Un rideau de perles colorées se souleva et le propriétaire des lieux apparut. Il s'agissait d'un homme-chien. Il portait sur sa truffe humide, un lorgnon cerclé d'or retenu par un cordon de cuir. Ce dernier était accroché à la poche de son gilet de satin jaune. Lothéo ne manqua pas de remarquer les quelques taches de vinasse qui maculaient son vêtement et l'allure hésitante de la créature. Il faillit partir, mais le commerçant s'adressa à lui, sa voix était nasillarde, il parlait du nez.
— Que puis-je faire pour vous voyageur ? demanda-t-il.
Avec hésitation, Lothéo répondit :
— Vous êtes l'argentier de la cité ?
— Le seul et unique ! affirma-t-il.
L'homme soupira, il eut préféré qu'il y en eut un autre. Il se lança en déclarant :
— J'ai quelques dents de logarinx à échanger contre de l'or.
Le regard biaiseux du boutiquier s'alluma d'intérêt ; cependant, il déclara sur un ton désolé :
— De l'or ? Où avez-vous vu que de simples dents pouvaient valoir aussi cher ?
Lothéo, faisant mine de s'en aller, répondit :
— Dans ce cas, je m'arrêterai dans la prochaine ville où on ne manquera pas, j'en suis sûr, de me faire une offre...
Aussitôt l'homme-chien s'exclama :
— Hé ! Ne partez pas si vite, peut-être que je peux faire un effort ?
— Un effort ? répéta le demi-elfe.
— Cela dépend de la marchandise, si vous pouviez me la montrer que je puisse juger de sa qualité ?
Il essuya son nez dégoulinant et ses babines baveuses d'un revers de manche. Un peu dégouté, l'homme grimaça. Il glissa ses doigts dans sa bourse et en sortit une seule dent, en l'occurrence une molaire.
Le reflet bleuté et nacré attira aussitôt l'attention du boutiquier qui, bien sûr, ne montra rien de son enthousiasme, il eut même un léger reniflement, son nez se fronça et il lança sa première offre :
— Un écu.
Lothéo la rangea aussitôt en déclarant :
— Ravi de vous avoir connu... Il fit mine de s'en aller.
L'homme-chien lança très vite :
— Deux écus et c'est parce que c'est vous !

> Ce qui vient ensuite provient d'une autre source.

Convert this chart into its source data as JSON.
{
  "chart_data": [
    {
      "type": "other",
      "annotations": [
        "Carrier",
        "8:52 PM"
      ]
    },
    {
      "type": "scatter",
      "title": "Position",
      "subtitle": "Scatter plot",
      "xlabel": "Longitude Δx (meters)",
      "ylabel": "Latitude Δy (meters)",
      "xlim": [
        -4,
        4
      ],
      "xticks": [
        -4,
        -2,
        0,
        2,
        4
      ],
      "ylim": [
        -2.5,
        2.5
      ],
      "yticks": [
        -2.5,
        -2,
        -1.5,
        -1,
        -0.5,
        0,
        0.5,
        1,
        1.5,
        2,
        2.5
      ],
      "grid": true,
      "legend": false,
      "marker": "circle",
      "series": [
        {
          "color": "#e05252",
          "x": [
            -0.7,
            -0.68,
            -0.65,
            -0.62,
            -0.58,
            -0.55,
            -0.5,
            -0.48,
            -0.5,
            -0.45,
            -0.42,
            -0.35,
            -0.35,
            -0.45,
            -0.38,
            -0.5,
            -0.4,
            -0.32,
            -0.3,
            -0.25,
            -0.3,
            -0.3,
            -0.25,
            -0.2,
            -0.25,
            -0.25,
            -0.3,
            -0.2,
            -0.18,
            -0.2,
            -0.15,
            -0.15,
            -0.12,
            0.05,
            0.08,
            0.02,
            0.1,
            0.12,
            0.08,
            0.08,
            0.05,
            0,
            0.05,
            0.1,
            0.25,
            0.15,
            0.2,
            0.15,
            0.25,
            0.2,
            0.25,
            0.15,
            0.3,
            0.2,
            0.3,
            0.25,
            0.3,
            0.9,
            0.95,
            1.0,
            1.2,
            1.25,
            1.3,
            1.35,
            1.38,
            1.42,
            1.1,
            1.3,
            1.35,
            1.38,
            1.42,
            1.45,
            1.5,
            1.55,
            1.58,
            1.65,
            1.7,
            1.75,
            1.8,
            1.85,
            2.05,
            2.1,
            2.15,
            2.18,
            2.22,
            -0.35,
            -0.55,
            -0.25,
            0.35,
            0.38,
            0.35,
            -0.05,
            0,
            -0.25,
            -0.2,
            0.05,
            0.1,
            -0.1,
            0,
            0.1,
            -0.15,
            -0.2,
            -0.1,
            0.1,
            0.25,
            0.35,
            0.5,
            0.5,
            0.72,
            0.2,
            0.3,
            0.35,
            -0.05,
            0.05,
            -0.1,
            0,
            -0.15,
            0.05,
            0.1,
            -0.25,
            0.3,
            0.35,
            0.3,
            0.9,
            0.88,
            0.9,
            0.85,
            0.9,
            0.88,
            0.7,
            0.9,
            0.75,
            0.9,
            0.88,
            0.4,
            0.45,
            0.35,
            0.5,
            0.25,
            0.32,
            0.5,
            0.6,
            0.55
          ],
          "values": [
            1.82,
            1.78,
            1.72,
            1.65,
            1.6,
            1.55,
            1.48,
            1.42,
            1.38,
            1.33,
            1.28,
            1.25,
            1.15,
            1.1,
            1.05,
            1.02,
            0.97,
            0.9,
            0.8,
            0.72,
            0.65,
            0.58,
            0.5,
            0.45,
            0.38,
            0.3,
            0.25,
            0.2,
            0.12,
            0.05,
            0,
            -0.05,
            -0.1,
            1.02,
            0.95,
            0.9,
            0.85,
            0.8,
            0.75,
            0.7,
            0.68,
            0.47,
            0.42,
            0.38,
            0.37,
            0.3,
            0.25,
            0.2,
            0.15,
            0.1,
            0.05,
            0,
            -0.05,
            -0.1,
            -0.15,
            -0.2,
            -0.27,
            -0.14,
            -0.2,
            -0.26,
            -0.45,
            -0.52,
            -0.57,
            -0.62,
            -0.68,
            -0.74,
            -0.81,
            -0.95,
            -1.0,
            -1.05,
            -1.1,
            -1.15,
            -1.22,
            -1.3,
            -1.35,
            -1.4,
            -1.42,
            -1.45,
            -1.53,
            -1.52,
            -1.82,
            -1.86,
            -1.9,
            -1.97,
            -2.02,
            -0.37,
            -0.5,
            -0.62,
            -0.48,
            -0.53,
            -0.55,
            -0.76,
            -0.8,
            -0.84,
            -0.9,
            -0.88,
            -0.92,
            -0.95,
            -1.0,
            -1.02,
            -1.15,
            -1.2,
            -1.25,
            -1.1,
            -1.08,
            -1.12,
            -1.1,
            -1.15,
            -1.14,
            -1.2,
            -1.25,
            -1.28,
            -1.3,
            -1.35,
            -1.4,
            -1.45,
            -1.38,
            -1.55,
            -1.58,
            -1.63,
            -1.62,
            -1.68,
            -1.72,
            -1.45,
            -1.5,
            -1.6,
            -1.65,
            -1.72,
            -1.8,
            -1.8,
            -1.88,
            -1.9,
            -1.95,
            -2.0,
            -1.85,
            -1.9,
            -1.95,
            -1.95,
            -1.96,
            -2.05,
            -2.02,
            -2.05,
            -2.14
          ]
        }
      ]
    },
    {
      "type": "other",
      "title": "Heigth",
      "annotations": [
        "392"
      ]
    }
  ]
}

— Vous m'insultez, vous savez bien qu'une seule dent ne s'échange pas à moins de huit écus en Hitarnia !
— C'était avant la dépréciation du début de l'année, je puis vous assurer que personne ne gaspillera huit écus pour ça !

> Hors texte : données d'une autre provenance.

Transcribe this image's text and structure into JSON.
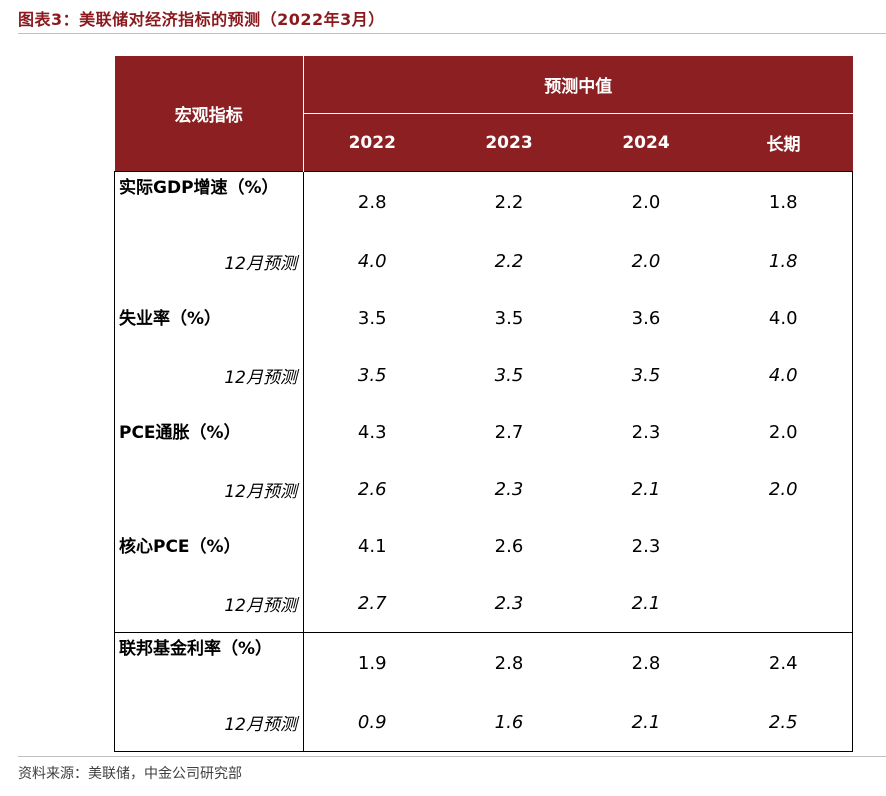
{
  "title": "图表3：美联储对经济指标的预测（2022年3月）",
  "table": {
    "indicator_header": "宏观指标",
    "group_header": "预测中值",
    "year_headers": [
      "2022",
      "2023",
      "2024",
      "长期"
    ],
    "rows": [
      {
        "label": "实际GDP增速（%）",
        "values": [
          "2.8",
          "2.2",
          "2.0",
          "1.8"
        ]
      },
      {
        "label": "12月预测",
        "values": [
          "4.0",
          "2.2",
          "2.0",
          "1.8"
        ]
      },
      {
        "label": "失业率（%）",
        "values": [
          "3.5",
          "3.5",
          "3.6",
          "4.0"
        ]
      },
      {
        "label": "12月预测",
        "values": [
          "3.5",
          "3.5",
          "3.5",
          "4.0"
        ]
      },
      {
        "label": "PCE通胀（%）",
        "values": [
          "4.3",
          "2.7",
          "2.3",
          "2.0"
        ]
      },
      {
        "label": "12月预测",
        "values": [
          "2.6",
          "2.3",
          "2.1",
          "2.0"
        ]
      },
      {
        "label": "核心PCE（%）",
        "values": [
          "4.1",
          "2.6",
          "2.3",
          ""
        ]
      },
      {
        "label": "12月预测",
        "values": [
          "2.7",
          "2.3",
          "2.1",
          ""
        ]
      },
      {
        "label": "联邦基金利率（%）",
        "values": [
          "1.9",
          "2.8",
          "2.8",
          "2.4"
        ]
      },
      {
        "label": "12月预测",
        "values": [
          "0.9",
          "1.6",
          "2.1",
          "2.5"
        ]
      }
    ]
  },
  "source": "资料来源：美联储，中金公司研究部",
  "colors": {
    "header_bg": "#8b1f22",
    "title": "#8b1a1f"
  }
}
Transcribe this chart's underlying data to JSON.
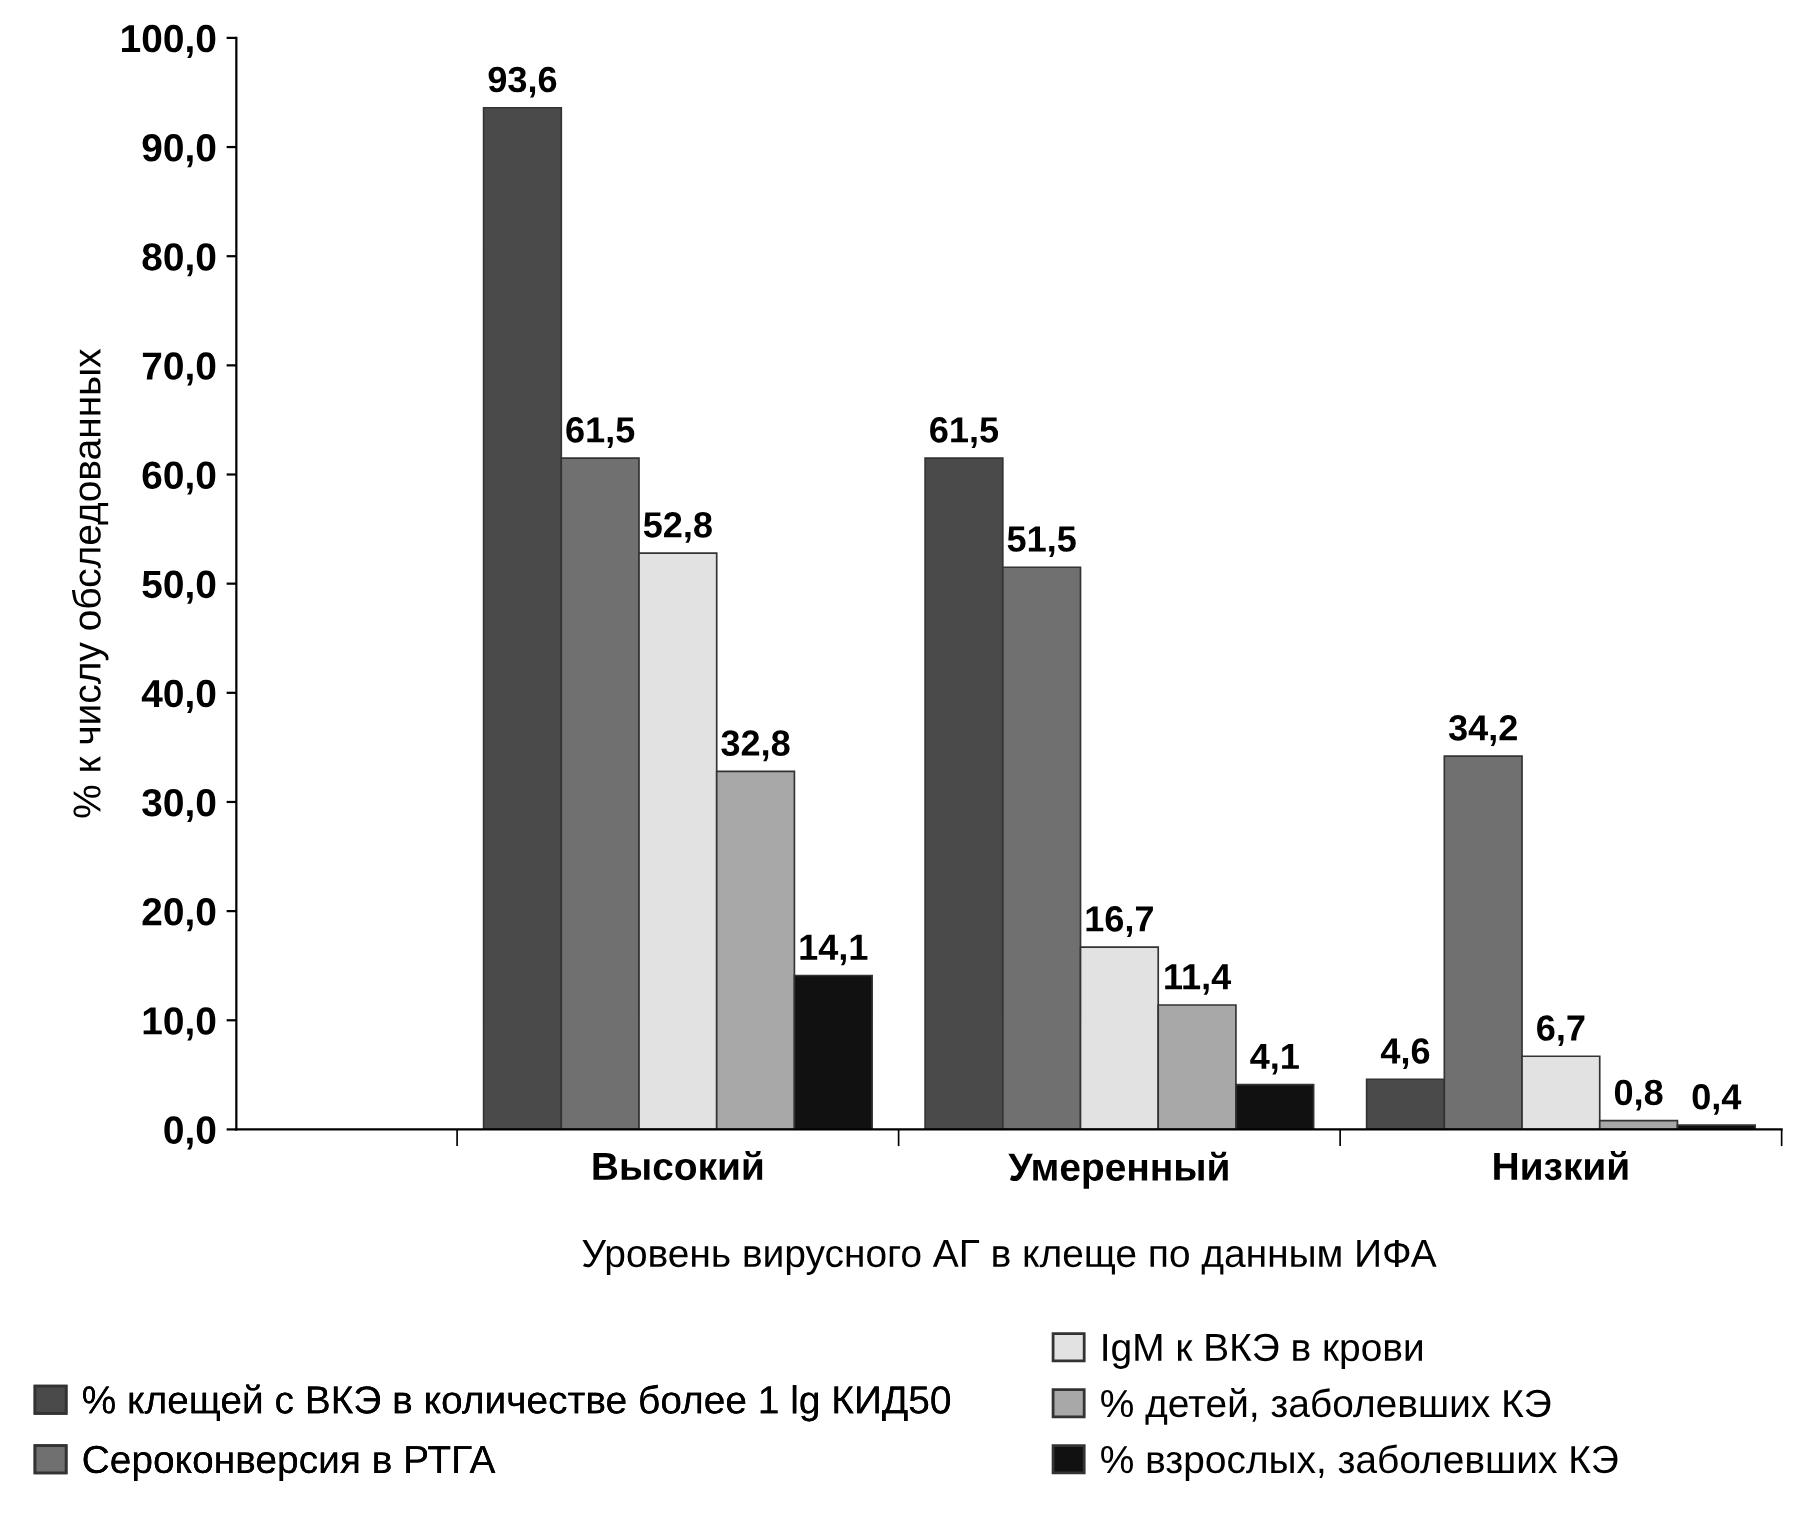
{
  "chart_data": {
    "type": "bar",
    "xlabel": "Уровень вирусного АГ в клеще по данным ИФА",
    "ylabel": "% к числу обследованных",
    "categories": [
      "Высокий",
      "Умеренный",
      "Низкий"
    ],
    "series": [
      {
        "name": "% клещей с ВКЭ в количестве более 1 lg КИД50",
        "color": "#4a4a4a",
        "values": [
          93.6,
          61.5,
          4.6
        ],
        "value_labels": [
          "93,6",
          "61,5",
          "4,6"
        ]
      },
      {
        "name": "Сероконверсия в РТГА",
        "color": "#707070",
        "values": [
          61.5,
          51.5,
          34.2
        ],
        "value_labels": [
          "61,5",
          "51,5",
          "34,2"
        ]
      },
      {
        "name": "IgM к ВКЭ в крови",
        "color": "#e2e2e2",
        "values": [
          52.8,
          16.7,
          6.7
        ],
        "value_labels": [
          "52,8",
          "16,7",
          "6,7"
        ]
      },
      {
        "name": "% детей, заболевших КЭ",
        "color": "#a8a8a8",
        "values": [
          32.8,
          11.4,
          0.8
        ],
        "value_labels": [
          "32,8",
          "11,4",
          "0,8"
        ]
      },
      {
        "name": "% взрослых, заболевших КЭ",
        "color": "#111111",
        "values": [
          14.1,
          4.1,
          0.4
        ],
        "value_labels": [
          "14,1",
          "4,1",
          "0,4"
        ]
      }
    ],
    "ylim": [
      0,
      100
    ],
    "yticks": [
      {
        "value": 0,
        "label": "0,0"
      },
      {
        "value": 10,
        "label": "10,0"
      },
      {
        "value": 20,
        "label": "20,0"
      },
      {
        "value": 30,
        "label": "30,0"
      },
      {
        "value": 40,
        "label": "40,0"
      },
      {
        "value": 50,
        "label": "50,0"
      },
      {
        "value": 60,
        "label": "60,0"
      },
      {
        "value": 70,
        "label": "70,0"
      },
      {
        "value": 80,
        "label": "80,0"
      },
      {
        "value": 90,
        "label": "90,0"
      },
      {
        "value": 100,
        "label": "100,0"
      }
    ],
    "grid": false,
    "legend": "bottom"
  }
}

Lothéo secoua négativement la tête en déclarant :
— Dans ce cas, je reviendrai quand les cours auront remonté, enfin si je n'ai pas cédé les dents ailleurs...
Une fois encore, il prit la direction de la sortie. L'argentier proposa :
— Cinq, je ne peux pas aller plus haut !
— Sept et c'est très en deçà de la valeur des crocs de logarinx.
— Six, je ne fais aucun bénéfice à ce prix-là.
L'homme sembla hésiter, le boutiquier déclara :
— Il m'est impossible d'offrir plus, véritablement...
Un court silence, Lothéo hocha la tête en arborant un air quelque peu déçu. Intérieurement, il exultait, il venait de vendre ses crocs deux fois plus chers qu'il ne l'avait escompté !
****
Quand le voyageur quitta l'échoppe, il décida de ne pas s'attarder. Il avait certes prévu de dépenser un peu d'or, notamment pour s'acheter une monture, mais la présence des soldats féériques dans la cité, le contraignait à changer ses plans.
Ainsi sans attendre, il quitta le quartier des richesses, pour se diriger à grands pas vers les portes de sortie. Tout à sa hâte, il ne remarqua pas qu'Athéon et ses sbires, venaient de le repérer ; discrètement, ils se placèrent dans son sillage et ne le lâchèrent plus.